Veronica noted something else that seemed highly unusual to her. She spent a lot of time at Allen's church—by this time, in the mid-1980s, renamed Shiloh Institutional Church of God in Christ, located on Rosedale Street—and throughout the week she would observe young women trooping in and out of Allen's private office for counseling. Afterward, she would often see the woman slumped at the altar in the sanctuary, crying out to God in a despairing voice.Allen and Shiloh were fixated on demons and darkness, Veronica says. Allen was always casting out demons, and it seemed like everyone had them. Jesus cast out demons to set the captives free, Veronica says, but at Shiloh no one ever seemed to get free.

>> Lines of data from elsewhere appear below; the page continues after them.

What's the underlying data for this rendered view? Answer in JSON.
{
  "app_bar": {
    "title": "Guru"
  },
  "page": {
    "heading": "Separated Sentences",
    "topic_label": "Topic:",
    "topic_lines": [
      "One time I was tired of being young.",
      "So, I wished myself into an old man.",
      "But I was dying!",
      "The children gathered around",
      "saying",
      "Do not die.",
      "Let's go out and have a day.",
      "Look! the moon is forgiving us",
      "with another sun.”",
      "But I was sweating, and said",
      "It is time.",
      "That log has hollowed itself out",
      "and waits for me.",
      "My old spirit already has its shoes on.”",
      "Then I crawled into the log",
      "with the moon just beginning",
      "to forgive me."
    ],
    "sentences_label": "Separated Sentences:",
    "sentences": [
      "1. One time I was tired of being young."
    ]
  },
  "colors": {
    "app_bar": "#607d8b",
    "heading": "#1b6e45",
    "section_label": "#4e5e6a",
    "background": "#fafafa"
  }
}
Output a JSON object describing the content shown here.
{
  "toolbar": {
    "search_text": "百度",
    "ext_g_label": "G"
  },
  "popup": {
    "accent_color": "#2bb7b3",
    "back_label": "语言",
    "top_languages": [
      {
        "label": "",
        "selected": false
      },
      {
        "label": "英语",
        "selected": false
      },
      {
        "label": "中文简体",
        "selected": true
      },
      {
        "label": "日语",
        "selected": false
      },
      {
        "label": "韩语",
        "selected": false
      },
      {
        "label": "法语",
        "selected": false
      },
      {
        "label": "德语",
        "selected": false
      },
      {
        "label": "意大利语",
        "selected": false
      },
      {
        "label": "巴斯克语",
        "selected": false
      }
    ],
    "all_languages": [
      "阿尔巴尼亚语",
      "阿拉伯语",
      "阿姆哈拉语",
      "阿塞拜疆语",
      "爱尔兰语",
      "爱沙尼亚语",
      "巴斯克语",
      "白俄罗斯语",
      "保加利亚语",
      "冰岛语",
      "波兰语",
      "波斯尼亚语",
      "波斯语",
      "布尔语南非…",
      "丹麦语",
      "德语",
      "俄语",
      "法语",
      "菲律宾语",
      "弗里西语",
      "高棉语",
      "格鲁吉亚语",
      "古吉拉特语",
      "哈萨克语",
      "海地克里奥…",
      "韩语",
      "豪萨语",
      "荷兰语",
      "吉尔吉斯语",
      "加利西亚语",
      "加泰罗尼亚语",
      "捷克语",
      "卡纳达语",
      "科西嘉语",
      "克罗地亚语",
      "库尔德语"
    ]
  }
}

One layer of demons would be peeled back to reveal another layer.
Elder Bill Thompson, a pastor who used to attend Shiloh in the mid-1980s, described an atmosphere of pandemonium during services, with Allen in hot pursuit of demons. "They'd just be up there dancing, dancing," Thompson says of Shiloh's congregation. "He's speaking in tongues and screaming out loud—he screams. Sometimes he would just literally stand there and scream. And scream. And scream. Then he'd take his glasses and throw 'em. He'd just throw 'em in the sanctuary. He finally stopped throwing his glasses when they started costing him more."
The demon expulsions often were accompanied by vomiting, Thompson says. "Some people just go crazy during the service. Convulsing. Headaches. I have literally seen people go through vomiting spells. Stuff you wouldn't believe. You'd have to look at Discovery Channel to find this stuff overseas somewhere."
The real demon, Veronica says, was Sherman Allen. One day she saw her pastor punch a female member in the face when she questioned him about something. The woman is still a member of Shiloh, Veronica says.
Today Veronica shakes her head when she thinks about why she stayed with Allen and his church for nine years. The truth about Allen is so "surreal," if she ever wrote about it, she says, she'd have to label it fiction because no one would believe her. "He is almost diabolical," Veronica says. "And people can't understand that, because at the same time he's a very likable person. He really is. If you sat down and talked with him, you'd probably be just as blind as everybody else.
"He had a huge percent of control over me," she admits. "He did. I don't even know how."
Joy sat in her pastor's office, surrounded by elderly "mothers" of the church, who'd console her when she broke down and quietly pass tissues from hand to thick hand. For the first time, Joy was telling her story publicly, and though the incidents she recounted took place 24 years earlier, the emotions and sensations seemed unbearably fresh.
Joy had contacted the lawyers when Davina Kelly's suit made the news. At times Joy's account was cut off by wailing: "Oh God, oh God, oh God..." she'd repeat.
A Fort Worth police report says Joy had run into Allen at the candle shop, where she'd consulted him about voodoo. Joy offers a different account: She'd asked him how to get saved because a friend of hers had gotten saved and had turned her life around. Allen said he'd explain everything to her in a private appointment at her home, but first she had to clean her floors in what her lawyers believe was some sort of ritual cleansing. Allen showed up at her door on May 25, 1983, wearing a black shirt with a white clerical collar and carrying a briefcase and two objects draped in a red towel, which he set down on the floor in her living room.